「パンドラの箱」

開けてもロクなことがないと分かっているのに、
開けてしまう箱がある。

それが「パンドラの箱」です。

見てはだめだと理性では分かっている。

でも、見てしまう。

そして、後悔する。

これが人の「業」なのかもしれません。

わたしは長い間、遠距離恋愛をしていました。

遠距離恋愛で一番辛いのは、
会えないことではありません。

相手が今、何をしているのか分からないことです。

信用していないから、

そう言われるとそれまでですが、

信用のできる人と信用の出来ない人はいます。

わたしの相手は間違いないく、後者でした。

電話に出なかったり、メールのレスが遅いと、

不安が不安を呼び、心は一杯でした。

だから、つい、パンドラの箱に手をかけてしまったのです。

わたしが富山へ戻るとき、

彼が使っていた古い携帯電話、
機種変更するには必要だからと、わたしに預けました。

そのまま処分してしまえばよかった、
見てもロクなことはない。
ココロのどこかでそれはわかっていた。
でも、見てしまったのです。

そして、そこにあったのは、
多くの女性からのメール、
そして、その中に

「子どもが出来ました。
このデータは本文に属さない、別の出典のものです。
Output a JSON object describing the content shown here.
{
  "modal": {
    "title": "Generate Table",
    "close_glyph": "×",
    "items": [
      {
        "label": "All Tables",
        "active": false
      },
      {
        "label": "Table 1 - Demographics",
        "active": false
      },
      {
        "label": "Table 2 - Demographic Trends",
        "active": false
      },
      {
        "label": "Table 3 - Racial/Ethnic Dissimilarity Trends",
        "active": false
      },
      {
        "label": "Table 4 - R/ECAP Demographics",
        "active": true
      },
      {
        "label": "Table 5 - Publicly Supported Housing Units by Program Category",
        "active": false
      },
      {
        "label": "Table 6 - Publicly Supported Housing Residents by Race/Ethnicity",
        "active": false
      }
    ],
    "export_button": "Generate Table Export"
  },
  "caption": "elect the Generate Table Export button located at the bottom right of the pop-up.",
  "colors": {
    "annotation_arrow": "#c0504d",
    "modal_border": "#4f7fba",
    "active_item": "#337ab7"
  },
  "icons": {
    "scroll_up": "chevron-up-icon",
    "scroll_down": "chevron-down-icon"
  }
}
」

心が一瞬にして凍りつくとはこういうことを言うのだと、
改めて知った瞬間でした。

日付はだいぶ前のモノでした。
彼にとってはもう済んだことだったのかもしれません。
わたしが見るとは思っていなかったのかもしれない。
でも、遠まわしにわたしに見せて、
別れを切り出すきっかけに、事実をしらせたのかもしれない。
彼の思惑はわからなかったけど、
知りたくなかった、知らなければよかった。

結局、パンドラの箱を開けて苦しむのは自分自身。

それからも彼は今までとは変わらなかった。
わたしも、見たとは言えなかった。

でも、気持ちが真っ白になることは、もうなかった。

何故言わなかったのか?
何故聞けなかったのか?

その答えだけはわかっている。

それでも彼を失いたくはなかったということ。